"Really?" Lady Martin drawled the word out insolently, as though to indicate that the name of the young woman in question did not interest her. "She is not here to-day, I suppose?"

"No," said Toni, absent-mindedly, "she was not able to get off to-day."

"Get off?" Lady Martin pounced on the strange form of the admission. "She is ... er ... full of social engagements?"

Afterwards Toni thought it was the scent of the flowers which had made her feel hazy just then. Although she had an intuition that her interlocutor meant to be inquisitive, she had not the sense to turn the subject with a vague assent; and after a second's hesitation replied rather foolishly that her cousin's engagements were not in society.

"Indeed? But it is holiday time—surely Miss Gibbs is not teaching now?"
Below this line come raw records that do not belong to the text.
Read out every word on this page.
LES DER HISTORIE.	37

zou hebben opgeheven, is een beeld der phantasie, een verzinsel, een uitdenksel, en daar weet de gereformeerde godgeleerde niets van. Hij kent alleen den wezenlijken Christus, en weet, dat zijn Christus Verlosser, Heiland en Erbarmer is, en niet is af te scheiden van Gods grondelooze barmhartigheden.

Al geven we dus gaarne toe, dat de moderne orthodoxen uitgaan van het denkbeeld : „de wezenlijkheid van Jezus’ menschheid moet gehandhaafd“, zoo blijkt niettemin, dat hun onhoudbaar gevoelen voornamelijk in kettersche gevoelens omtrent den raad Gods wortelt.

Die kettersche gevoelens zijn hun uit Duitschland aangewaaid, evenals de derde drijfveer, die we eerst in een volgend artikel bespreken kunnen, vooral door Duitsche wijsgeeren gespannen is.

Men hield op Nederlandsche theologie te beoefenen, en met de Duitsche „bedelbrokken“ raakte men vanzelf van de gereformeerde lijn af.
Mrs. Anstey, feeling to the full the insolence of this cross-examination, attempted to come to the rescue; but Lady Martin stood waiting so obviously for an answer that Toni felt constrained to reply.

"No, Lady Martin. My cousin is not a governess."

"No?" Lady Martin, who had the lust for cruelty inherent in all mean natures, pressed the point ruthlessly. "Then—I hardly see ... in the summer one does not work unless one is a private secretary or something of that sort; and I am sure your cousin"—with a pointed smile—"did not look in the very least like a private secretary!"

Suddenly Toni lost her head and her temper together.

"My cousin is no one's secretary, Lady Martin. She is in a shop—Brown and Evans, drapers, of Brixton; and she is not here to-day because Thursday is the early-closing day for the shops, and this is only Tuesday!"